Many of the cases searched during the infiltration involved people with Russian and Eastern European last names.
Protecting sealed documents
Court system administrators warned Justice Departments recently of a “persistent and sophisticated cyber threat actors have recently compromised sealed records,” according to an internal department memo and reviewed by The New York Times.
Ahead of the attack, the administrators reportedly advised justice department officials to relocate sensitive documents from the computer system. Similar guidance was also reportedly issued in 2021 after the system was first hacked.
It was initially understood that the hackers targeted documents related to criminal activity, with an overseas tie, to at least eight districts. However, chief justics across the US reportedly warned last month that such files should be relocated from regular management systems.
The chief judge of New York, Margo K. Brodie, reportedly issued an order on Friday forbidding the upload of sealed documents to PACER - a public database system. The documents would have previously been uploaded to the searchable database but blocked behind a wall, although concerns have risen that such sensitive documents would be too easily accessible to hackers under the previous method of storage.
The breach also included federal courts in South Dakota, Missouri, Iowa, Minnesota and Arkansas, an anonymous official confirmed.
While Politico reported the system has been under attack by a foreign actor since early July, only last week did administrators announce publicly that steps were being taken to protect the Case Management and Electronic Case Files system used to upload documents and PACER.
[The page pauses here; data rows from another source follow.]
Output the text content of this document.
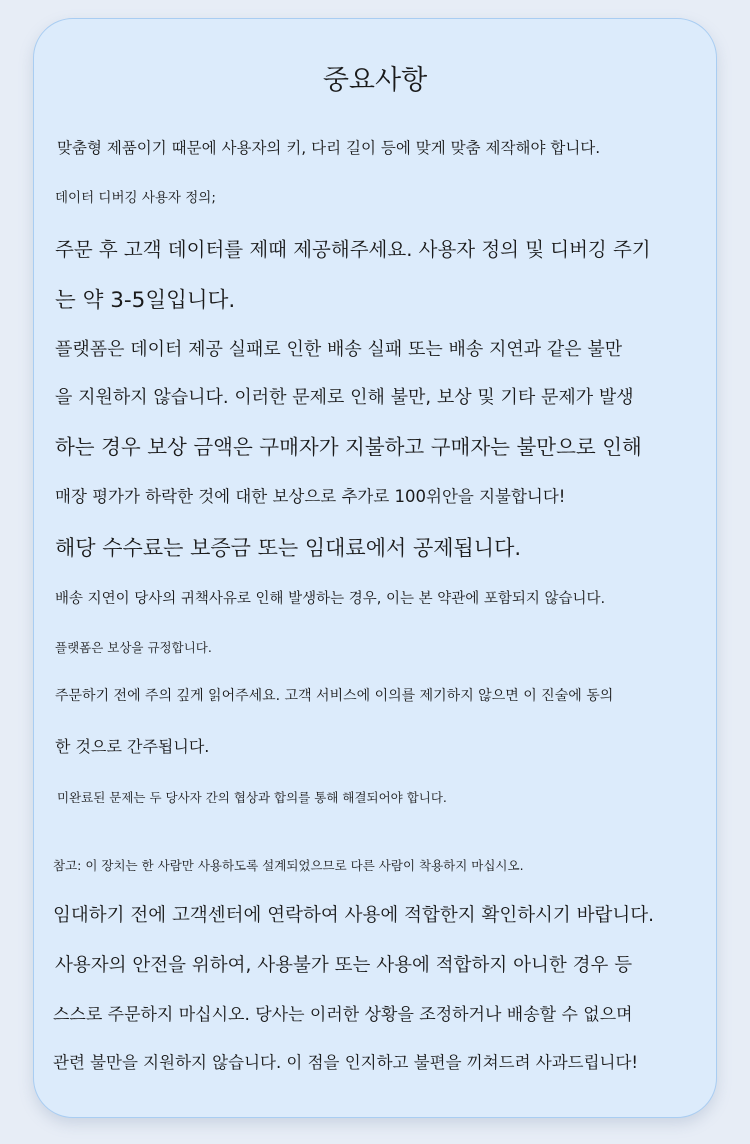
중요사항

맞춤형 제품이기 때문에 사용자의 키, 다리 길이 등에 맞게 맞춤 제작해야 합니다.

데이터 디버깅 사용자 정의;

주문 후 고객 데이터를 제때 제공해주세요. 사용자 정의 및 디버깅 주기

는 약 3-5일입니다.

플랫폼은 데이터 제공 실패로 인한 배송 실패 또는 배송 지연과 같은 불만

을 지원하지 않습니다. 이러한 문제로 인해 불만, 보상 및 기타 문제가 발생

하는 경우 보상 금액은 구매자가 지불하고 구매자는 불만으로 인해

매장 평가가 하락한 것에 대한 보상으로 추가로 100위안을 지불합니다!

해당 수수료는 보증금 또는 임대료에서 공제됩니다.

배송 지연이 당사의 귀책사유로 인해 발생하는 경우, 이는 본 약관에 포함되지 않습니다.

플랫폼은 보상을 규정합니다.

주문하기 전에 주의 깊게 읽어주세요. 고객 서비스에 이의를 제기하지 않으면 이 진술에 동의

한 것으로 간주됩니다.

미완료된 문제는 두 당사자 간의 협상과 합의를 통해 해결되어야 합니다.

참고: 이 장치는 한 사람만 사용하도록 설계되었으므로 다른 사람이 착용하지 마십시오.

임대하기 전에 고객센터에 연락하여 사용에 적합한지 확인하시기 바랍니다.

사용자의 안전을 위하여, 사용불가 또는 사용에 적합하지 아니한 경우 등

스스로 주문하지 마십시오. 당사는 이러한 상황을 조정하거나 배송할 수 없으며

관련 불만을 지원하지 않습니다. 이 점을 인지하고 불편을 끼쳐드려 사과드립니다!
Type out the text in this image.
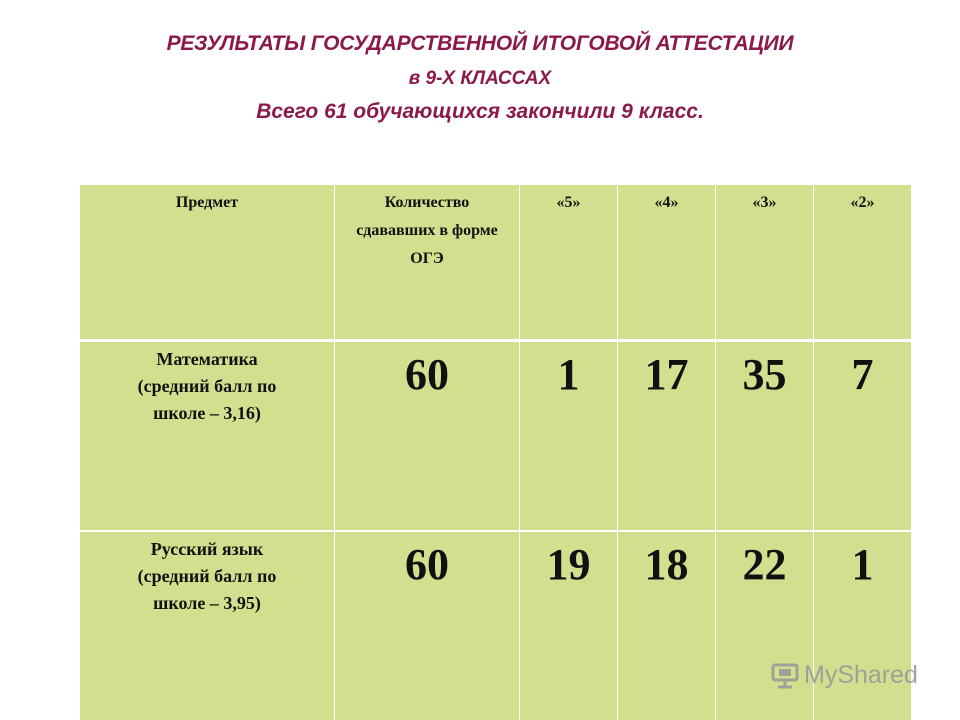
РЕЗУЛЬТАТЫ ГОСУДАРСТВЕННОЙ ИТОГОВОЙ АТТЕСТАЦИИ
в 9-Х КЛАССАХ
Всего 61 обучающихся закончили 9 класс.
Предмет	Количество сдававших в форме ОГЭ	«5»	«4»	«3»	«2»

Математика
(средний балл по
школе – 3,16)	60	1	17	35	7

Русский язык
(средний балл по
школе – 3,95)	60	19	18	22	1
MyShared
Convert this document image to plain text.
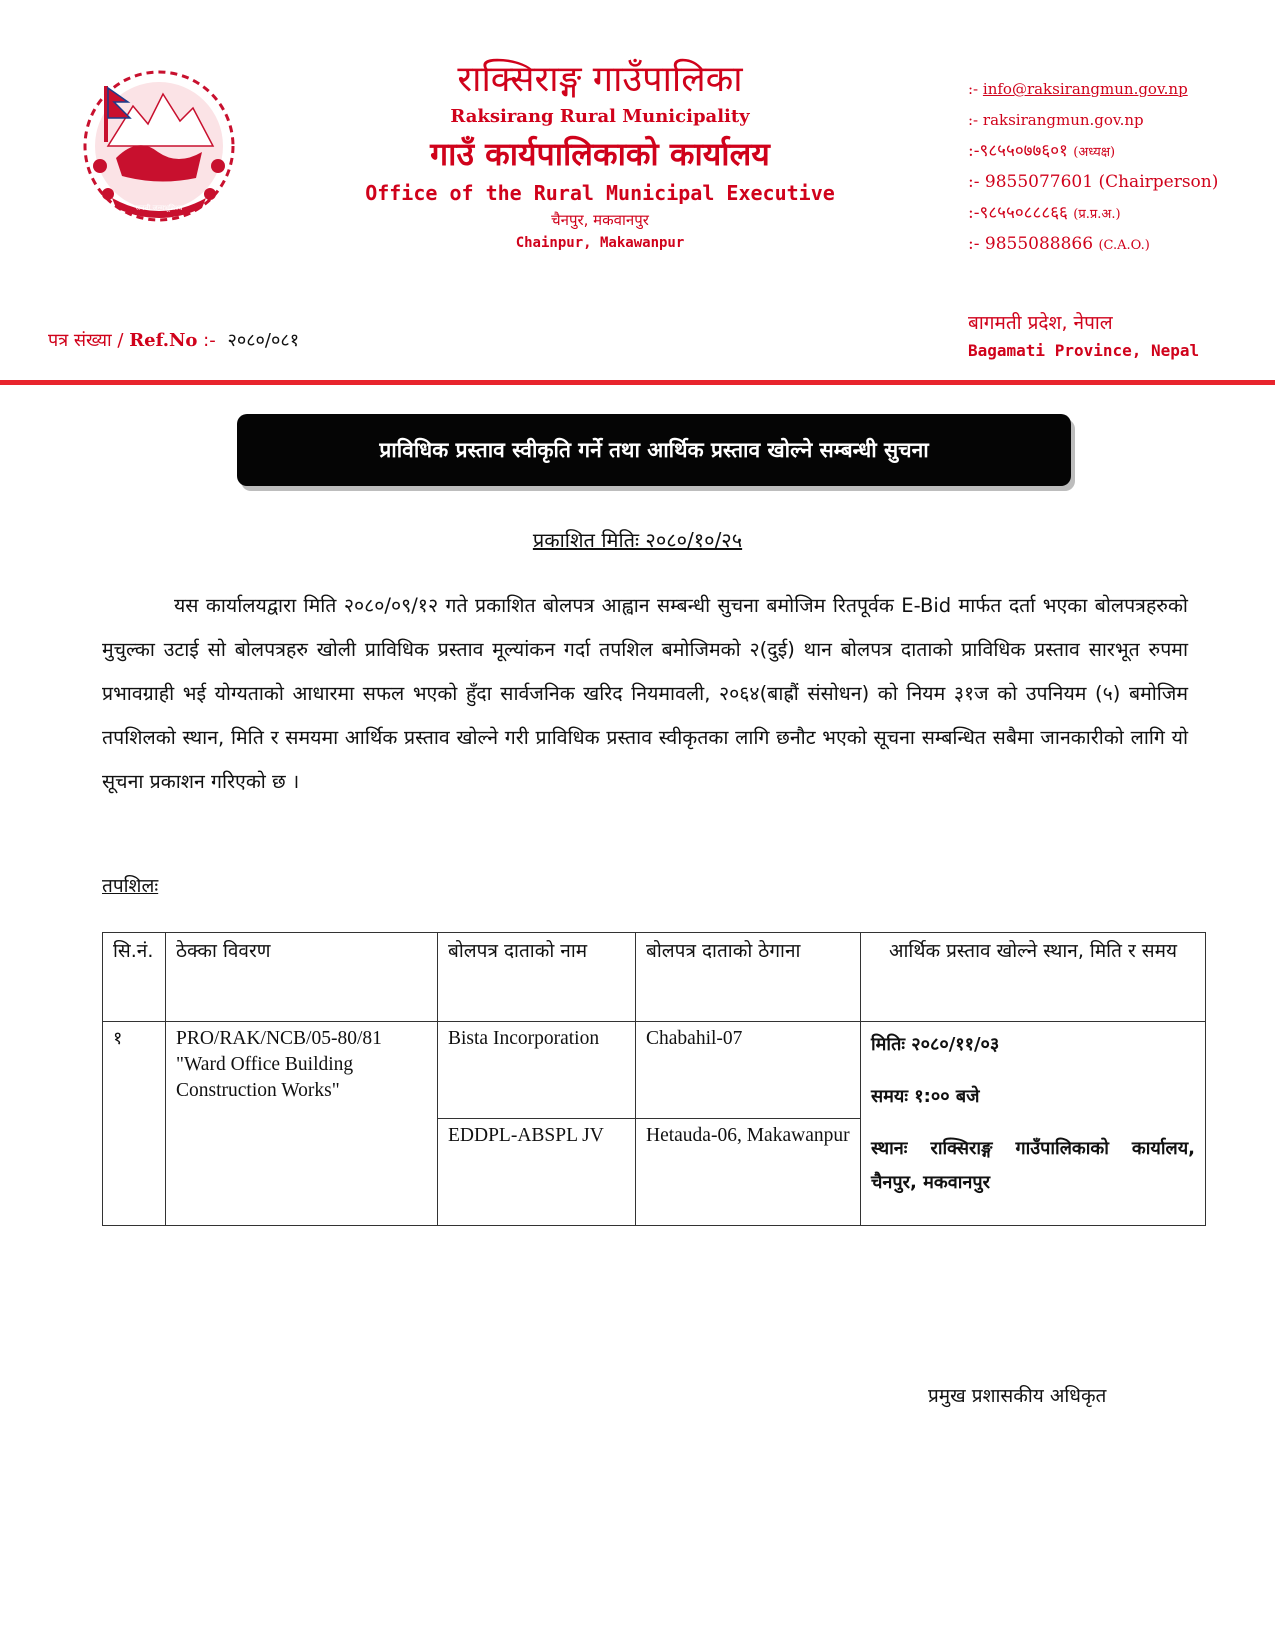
जननी जन्मभूमिश्च
राक्सिराङ्ग गाउँपालिका
Raksirang Rural Municipality
गाउँ कार्यपालिकाको कार्यालय
Office of the Rural Municipal Executive
चैनपुर, मकवानपुर
Chainpur, Makawanpur
:- info@raksirangmun.gov.np
:- raksirangmun.gov.np
:-९८५५०७७६०१ (अध्यक्ष)
:- 9855077601 (Chairperson)
:-९८५५०८८८६६ (प्र.प्र.अ.)
:- 9855088866 (C.A.O.)
पत्र संख्या / Ref.No :- २०८०/०८१
बागमती प्रदेश, नेपाल
Bagamati Province, Nepal
प्राविधिक प्रस्ताव स्वीकृति गर्ने तथा आर्थिक प्रस्ताव खोल्ने सम्बन्धी सुचना
प्रकाशित मितिः २०८०/१०/२५
यस कार्यालयद्वारा मिति २०८०/०९/१२ गते प्रकाशित बोलपत्र आह्वान सम्बन्धी सुचना बमोजिम रितपूर्वक E-Bid मार्फत दर्ता भएका बोलपत्रहरुको मुचुल्का उटाई सो बोलपत्रहरु खोली प्राविधिक प्रस्ताव मूल्यांकन गर्दा तपशिल बमोजिमको २(दुई) थान बोलपत्र दाताको प्राविधिक प्रस्ताव सारभूत रुपमा प्रभावग्राही भई योग्यताको आधारमा सफल भएको हुँदा सार्वजनिक खरिद नियमावली, २०६४(बाह्रौं संसोधन) को नियम ३१ज को उपनियम (५) बमोजिम तपशिलको स्थान, मिति र समयमा आर्थिक प्रस्ताव खोल्ने गरी प्राविधिक प्रस्ताव स्वीकृतका लागि छनौट भएको सूचना सम्बन्धित सबैमा जानकारीको लागि यो सूचना प्रकाशन गरिएको छ ।
तपशिलः
सि.नं.	ठेक्का विवरण	बोलपत्र दाताको नाम	बोलपत्र दाताको ठेगाना	आर्थिक प्रस्ताव खोल्ने स्थान, मिति र समय
१	PRO/RAK/NCB/05-80/81 "Ward Office Building Construction Works"	Bista Incorporation	Chabahil-07	मितिः २०८०/११/०३

समयः १:०० बजे

स्थानः राक्सिराङ्ग गाउँपालिकाको कार्यालय, चैनपुर, मकवानपुर

		EDDPL-ABSPL JV	Hetauda-06, Makawanpur	
प्रमुख प्रशासकीय अधिकृत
“Sensitive documents can be targets of interest to a range of threat actors,” the authors of last week’s notice wrote. “To better protect them, courts have been implementing more rigorous procedures to restrict access to sensitive documents under carefully controlled and monitored circumstances.”
"We're aware of the issue," Acting Assistant Attorney General Matt Galeotti told reporters at a briefing. "There's different filing measures that are being put in place. We're also taking other different technical steps." He added that in cases involving individuals who were possibly "subject to some sort of release of information," the department is "taking special measures in those cases."
Galeotti did not elaborate on the nature of those measures, and the DOJ and the Administrative Office of the US Courts did not immediately answer questions about his comments.